Stress-testing the brain

Microglia, the brain’s immune cells, are meant to protect and help develop the connections in our brains. Occasionally, they go rogue and harm us instead.

Marie-Ève Tremblay, associate professor in the University of Victoria’s Division of Medical Sciences, is on the leading edge of understanding exactly what causes our brain's immune cells to change so drastically and how this affects our cognitive function.

“We think that environmental and lifestyle risk factors like stress and poor diet can cause them to malfunction,” says Tremblay, Canada Research Chair of Neurobiology of Aging and Cognition. “This is really problematic. It can lead to loss of memory and other major outcomes on cognition.”

In a recent article published in Nature Communications, Tremblay worked with international collaborators to show that omega-3 deficiency in pregnant people can cause microglia to destroy neurological connections important for memory development in offspring. Her previous work has shown that psychological stress can similarly influence microglia throughout a person’s life, leading to the learning, memory and other cognitive deficits we see in schizophrenia, autism, depression and neurodegenerative diseases like Alzheimer’s, Parkinson’s and other forms of dementia.

When we are stressed psychologically, our cells are also stressed, so it’s possible to see a lot of alterations within them.
—Marie-Ève Tremblay, associate professor in UVic's Division of Medical Sciences

Tremblay adds it's these alterations that could cause microglia to change their function and cause us harm.

“Stressed microglia also emerge with exposure to other risk factors shared among diseases, like lack of physical activity,” Tremblay adds. Her research team is currently studying the effects of sleep disturbances, cigarette smoke and viral infection.

Fortunately, their research has found evidence that changes in lifestyle could help prevent, and possibly even revert, the immune cells’ alterations and fix the damage already caused. “We think that if we can normalize the cells, it will be beneficial overall,” she says. “We don’t want to kill microglia or prevent them from doing their normal functions at synapses, which are the connections between neurons in the brain. If we do, there will be other issues with learning and memory.”

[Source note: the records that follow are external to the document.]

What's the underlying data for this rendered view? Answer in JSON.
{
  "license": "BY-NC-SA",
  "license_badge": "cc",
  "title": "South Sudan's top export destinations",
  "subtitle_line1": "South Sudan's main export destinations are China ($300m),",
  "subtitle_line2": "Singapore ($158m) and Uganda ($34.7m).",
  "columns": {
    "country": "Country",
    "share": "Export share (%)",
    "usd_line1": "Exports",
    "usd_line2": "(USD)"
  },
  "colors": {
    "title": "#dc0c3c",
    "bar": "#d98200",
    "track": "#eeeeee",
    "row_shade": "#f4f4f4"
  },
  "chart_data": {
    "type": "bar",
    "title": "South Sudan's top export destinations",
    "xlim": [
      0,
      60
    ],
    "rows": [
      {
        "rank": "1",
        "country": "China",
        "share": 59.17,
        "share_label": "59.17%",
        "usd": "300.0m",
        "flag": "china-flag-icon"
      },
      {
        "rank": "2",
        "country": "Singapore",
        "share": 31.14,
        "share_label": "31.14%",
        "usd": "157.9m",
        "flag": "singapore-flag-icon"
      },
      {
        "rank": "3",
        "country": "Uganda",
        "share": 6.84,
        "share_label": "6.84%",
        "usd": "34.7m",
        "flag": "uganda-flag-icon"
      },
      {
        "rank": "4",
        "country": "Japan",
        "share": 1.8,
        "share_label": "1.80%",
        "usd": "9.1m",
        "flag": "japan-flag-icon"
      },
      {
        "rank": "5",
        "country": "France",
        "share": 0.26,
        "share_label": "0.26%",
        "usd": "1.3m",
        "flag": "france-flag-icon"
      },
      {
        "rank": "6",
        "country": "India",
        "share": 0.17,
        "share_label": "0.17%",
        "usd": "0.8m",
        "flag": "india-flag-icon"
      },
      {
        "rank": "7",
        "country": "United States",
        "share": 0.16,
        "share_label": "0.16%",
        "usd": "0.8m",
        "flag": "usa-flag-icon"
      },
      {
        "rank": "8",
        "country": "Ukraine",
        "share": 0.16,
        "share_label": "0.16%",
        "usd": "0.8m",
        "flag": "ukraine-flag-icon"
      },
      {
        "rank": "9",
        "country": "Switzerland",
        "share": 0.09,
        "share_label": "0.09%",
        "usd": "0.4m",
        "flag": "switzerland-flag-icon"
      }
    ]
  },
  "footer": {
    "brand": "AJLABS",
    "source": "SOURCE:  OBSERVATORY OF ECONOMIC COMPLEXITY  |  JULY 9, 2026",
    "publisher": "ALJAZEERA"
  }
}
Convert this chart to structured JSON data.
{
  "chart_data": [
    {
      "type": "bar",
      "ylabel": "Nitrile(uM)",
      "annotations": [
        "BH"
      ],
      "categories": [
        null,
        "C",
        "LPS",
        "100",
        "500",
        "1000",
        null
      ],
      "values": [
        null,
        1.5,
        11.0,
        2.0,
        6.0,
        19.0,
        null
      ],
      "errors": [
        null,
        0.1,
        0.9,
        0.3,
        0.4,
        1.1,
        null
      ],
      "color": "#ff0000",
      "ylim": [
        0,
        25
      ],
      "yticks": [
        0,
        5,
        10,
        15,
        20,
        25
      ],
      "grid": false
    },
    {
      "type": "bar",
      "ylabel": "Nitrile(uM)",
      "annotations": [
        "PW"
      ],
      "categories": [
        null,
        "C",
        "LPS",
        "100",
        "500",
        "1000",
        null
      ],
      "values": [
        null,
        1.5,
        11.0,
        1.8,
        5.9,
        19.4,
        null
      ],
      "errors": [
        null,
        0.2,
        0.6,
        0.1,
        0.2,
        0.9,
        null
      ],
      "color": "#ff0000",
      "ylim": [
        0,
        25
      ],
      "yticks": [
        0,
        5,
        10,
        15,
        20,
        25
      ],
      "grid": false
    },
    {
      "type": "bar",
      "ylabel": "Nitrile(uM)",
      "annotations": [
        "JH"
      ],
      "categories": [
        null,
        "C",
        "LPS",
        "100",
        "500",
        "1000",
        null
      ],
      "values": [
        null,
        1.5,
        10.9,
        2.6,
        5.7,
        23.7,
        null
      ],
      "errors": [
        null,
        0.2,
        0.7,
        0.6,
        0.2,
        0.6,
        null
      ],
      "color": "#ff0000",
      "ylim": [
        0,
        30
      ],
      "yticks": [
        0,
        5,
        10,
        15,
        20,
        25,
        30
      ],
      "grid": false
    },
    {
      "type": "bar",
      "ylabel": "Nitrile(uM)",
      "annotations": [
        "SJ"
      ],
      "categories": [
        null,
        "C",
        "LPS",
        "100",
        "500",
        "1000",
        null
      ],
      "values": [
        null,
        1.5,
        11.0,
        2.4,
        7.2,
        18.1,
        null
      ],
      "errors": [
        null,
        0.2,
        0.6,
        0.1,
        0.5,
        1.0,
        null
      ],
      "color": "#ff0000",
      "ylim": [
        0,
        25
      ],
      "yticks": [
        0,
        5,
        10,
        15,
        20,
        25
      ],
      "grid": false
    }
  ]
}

These lifestyle changes include following a low carb or ketogenic diet, omega-3 supplementation and doing stress-relieving activities like exercise and socializing. The team is researching other potential therapies like cannabinoids, probiotics and exposure to nature and this list could expand as new members continue to bring their own interests and expertise to the mix.

“We want to see how we can prevent harmful microglia with something simple—not just a pharmaceutical treatment, but something everyone can implement quite easily,” she says.

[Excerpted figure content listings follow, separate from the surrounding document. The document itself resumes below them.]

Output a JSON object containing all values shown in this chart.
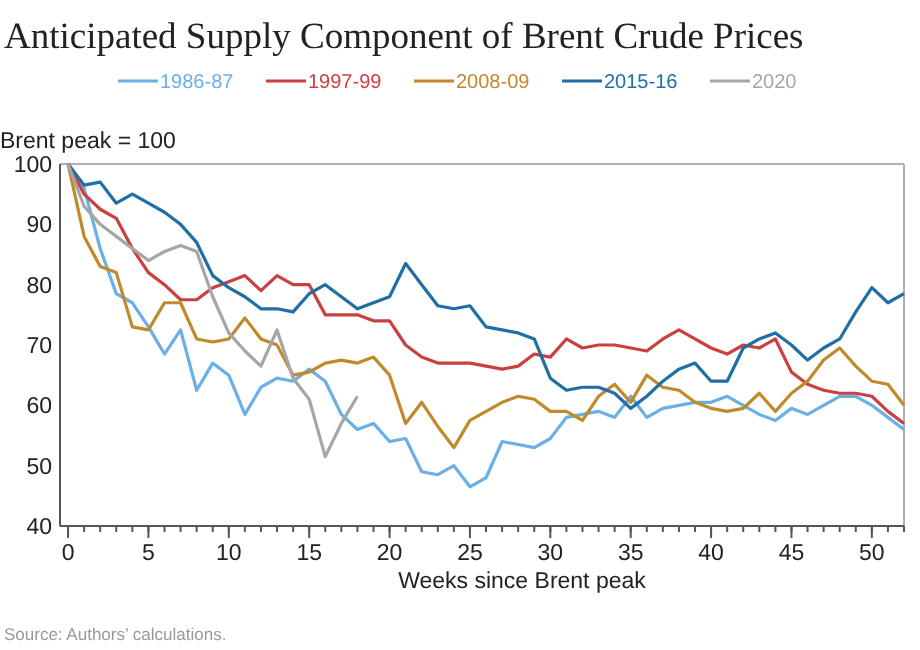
{
  "chart_data": {
    "type": "line",
    "title": "Anticipated Supply Component of Brent Crude Prices",
    "ylabel": "Brent peak = 100",
    "xlabel": "Weeks since Brent peak",
    "annotations": [
      "Source: Authors’ calculations."
    ],
    "legend": "top",
    "grid": false,
    "marker": "none",
    "line_style": "solid",
    "xlim": [
      -0.5,
      52
    ],
    "xticks": [
      0,
      5,
      10,
      15,
      20,
      25,
      30,
      35,
      40,
      45,
      50
    ],
    "ylim": [
      40,
      100
    ],
    "yticks": [
      40,
      50,
      60,
      70,
      80,
      90,
      100
    ],
    "series": [
      {
        "name": "1986-87",
        "color": "#6ab0e6",
        "x": [
          0,
          1,
          2,
          3,
          4,
          5,
          6,
          7,
          8,
          9,
          10,
          11,
          12,
          13,
          14,
          15,
          16,
          17,
          18,
          19,
          20,
          21,
          22,
          23,
          24,
          25,
          26,
          27,
          28,
          29,
          30,
          31,
          32,
          33,
          34,
          35,
          36,
          37,
          38,
          39,
          40,
          41,
          42,
          43,
          44,
          45,
          46,
          47,
          48,
          49,
          50,
          51,
          52
        ],
        "values": [
          100,
          96,
          86,
          78.5,
          77,
          73,
          68.5,
          72.5,
          62.5,
          67,
          65,
          58.5,
          63,
          64.5,
          64,
          66,
          64,
          58.5,
          56,
          57,
          54,
          54.5,
          49,
          48.5,
          50,
          46.5,
          48,
          54,
          53.5,
          53,
          54.5,
          58,
          58.5,
          59,
          58,
          61.5,
          58,
          59.5,
          60,
          60.5,
          60.5,
          61.5,
          60,
          58.5,
          57.5,
          59.5,
          58.5,
          60,
          61.5,
          61.5,
          60,
          58,
          56
        ]
      },
      {
        "name": "1997-99",
        "color": "#cc3f3f",
        "x": [
          0,
          1,
          2,
          3,
          4,
          5,
          6,
          7,
          8,
          9,
          10,
          11,
          12,
          13,
          14,
          15,
          16,
          17,
          18,
          19,
          20,
          21,
          22,
          23,
          24,
          25,
          26,
          27,
          28,
          29,
          30,
          31,
          32,
          33,
          34,
          35,
          36,
          37,
          38,
          39,
          40,
          41,
          42,
          43,
          44,
          45,
          46,
          47,
          48,
          49,
          50,
          51,
          52
        ],
        "values": [
          100,
          95,
          92.5,
          91,
          86,
          82,
          80,
          77.5,
          77.5,
          79.5,
          80.5,
          81.5,
          79,
          81.5,
          80,
          80,
          75,
          75,
          75,
          74,
          74,
          70,
          68,
          67,
          67,
          67,
          66.5,
          66,
          66.5,
          68.5,
          68,
          71,
          69.5,
          70,
          70,
          69.5,
          69,
          71,
          72.5,
          71,
          69.5,
          68.5,
          70,
          69.5,
          71,
          65.5,
          63.5,
          62.5,
          62,
          62,
          61.5,
          59,
          57
        ]
      },
      {
        "name": "2008-09",
        "color": "#c08a2a",
        "x": [
          0,
          1,
          2,
          3,
          4,
          5,
          6,
          7,
          8,
          9,
          10,
          11,
          12,
          13,
          14,
          15,
          16,
          17,
          18,
          19,
          20,
          21,
          22,
          23,
          24,
          25,
          26,
          27,
          28,
          29,
          30,
          31,
          32,
          33,
          34,
          35,
          36,
          37,
          38,
          39,
          40,
          41,
          42,
          43,
          44,
          45,
          46,
          47,
          48,
          49,
          50,
          51,
          52
        ],
        "values": [
          100,
          88,
          83,
          82,
          73,
          72.5,
          77,
          77,
          71,
          70.5,
          71,
          74.5,
          71,
          70,
          65,
          65.5,
          67,
          67.5,
          67,
          68,
          65,
          57,
          60.5,
          56.5,
          53,
          57.5,
          59,
          60.5,
          61.5,
          61,
          59,
          59,
          57.5,
          61.5,
          63.5,
          60.5,
          65,
          63,
          62.5,
          60.5,
          59.5,
          59,
          59.5,
          62,
          59,
          62,
          64,
          67.5,
          69.5,
          66.5,
          64,
          63.5,
          60
        ]
      },
      {
        "name": "2015-16",
        "color": "#1f6ea6",
        "x": [
          0,
          1,
          2,
          3,
          4,
          5,
          6,
          7,
          8,
          9,
          10,
          11,
          12,
          13,
          14,
          15,
          16,
          17,
          18,
          19,
          20,
          21,
          22,
          23,
          24,
          25,
          26,
          27,
          28,
          29,
          30,
          31,
          32,
          33,
          34,
          35,
          36,
          37,
          38,
          39,
          40,
          41,
          42,
          43,
          44,
          45,
          46,
          47,
          48,
          49,
          50,
          51,
          52
        ],
        "values": [
          100,
          96.5,
          97,
          93.5,
          95,
          93.5,
          92,
          90,
          87,
          81.5,
          79.5,
          78,
          76,
          76,
          75.5,
          78.5,
          80,
          78,
          76,
          77,
          78,
          83.5,
          80,
          76.5,
          76,
          76.5,
          73,
          72.5,
          72,
          71,
          64.5,
          62.5,
          63,
          63,
          62,
          59.5,
          61.5,
          64,
          66,
          67,
          64,
          64,
          69.5,
          71,
          72,
          70,
          67.5,
          69.5,
          71,
          75.5,
          79.5,
          77,
          78.5
        ]
      },
      {
        "name": "2020",
        "color": "#a6a6a6",
        "x": [
          0,
          1,
          2,
          3,
          4,
          5,
          6,
          7,
          8,
          9,
          10,
          11,
          12,
          13,
          14,
          15,
          16,
          17,
          18
        ],
        "values": [
          100,
          93,
          90,
          88,
          86,
          84,
          85.5,
          86.5,
          85.5,
          78,
          72,
          69,
          66.5,
          72.5,
          64.5,
          61,
          51.5,
          57,
          61.5
        ]
      }
    ]
  }
}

Tremblay also plans to study the combined effects of ageing and lifestyle risk factors like the examples noted above. She hopes this work will result in therapies that help avoid the development of neurodegenerative diseases like Alzheimer’s, Parkinson’s and other forms of dementia—essentially making everyone “SuperAgers.”

EdgeWise

Microglia are the central nervous system’s first and foremost line of defence. These highly active cells patrol our brains, clearing away waste, injured cells, microbes and other threats by “eating” them.

Microglia also help with the normal rewiring of our brain by eating away unnecessary or weak connections between neurons in a process known as pruning. Issues arise when stressed microglia prune away the wrong connections (or simply too many of them).

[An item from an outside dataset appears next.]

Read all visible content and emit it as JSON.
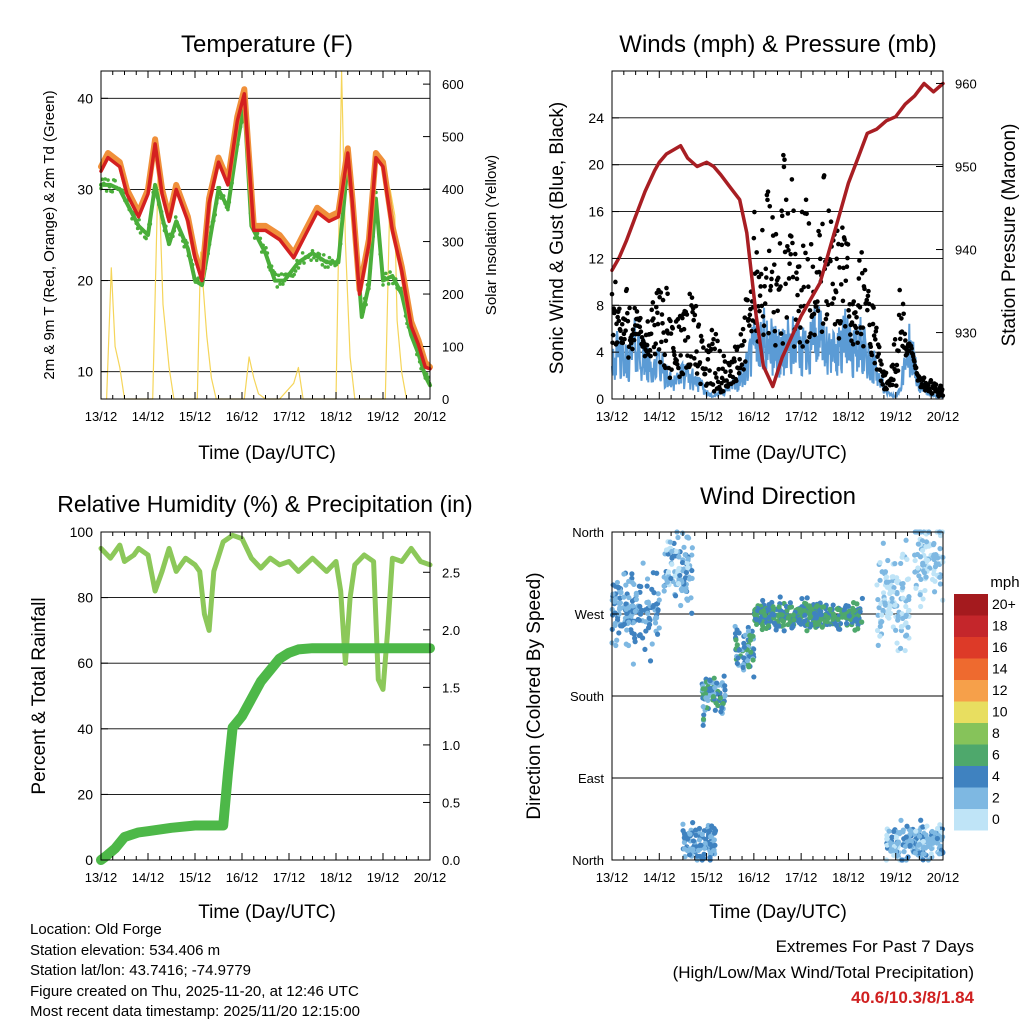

Researchers must use electron microscopes to study stressed microglia as they haven’t identified the specific protein markers needed to use conventional cellular and molecular biology techniques.

The Tremblay lab will soon receive a unique-to-Canada electron microscope funded by the Canada Foundation for Innovation (CFI) and the BC government. The microscope can produce 3D images, in addition to the usual 2D, at nanometre resolution. This will allow the team to see whole stressed microglia and study exactly how they function and change their interactions with synapses with different therapies.

The lab also uses two-photon in-vivo microscopy, a non-invasive technique that allows researchers to see into a living brain through the skull. This gives them a view of microglial behaviour in a normal, undisturbed environment.

Tremblay’s research is supported by CFI, Natural Sciences and Engineering Research Council of Canada and the Canadian Institutes of Health Research.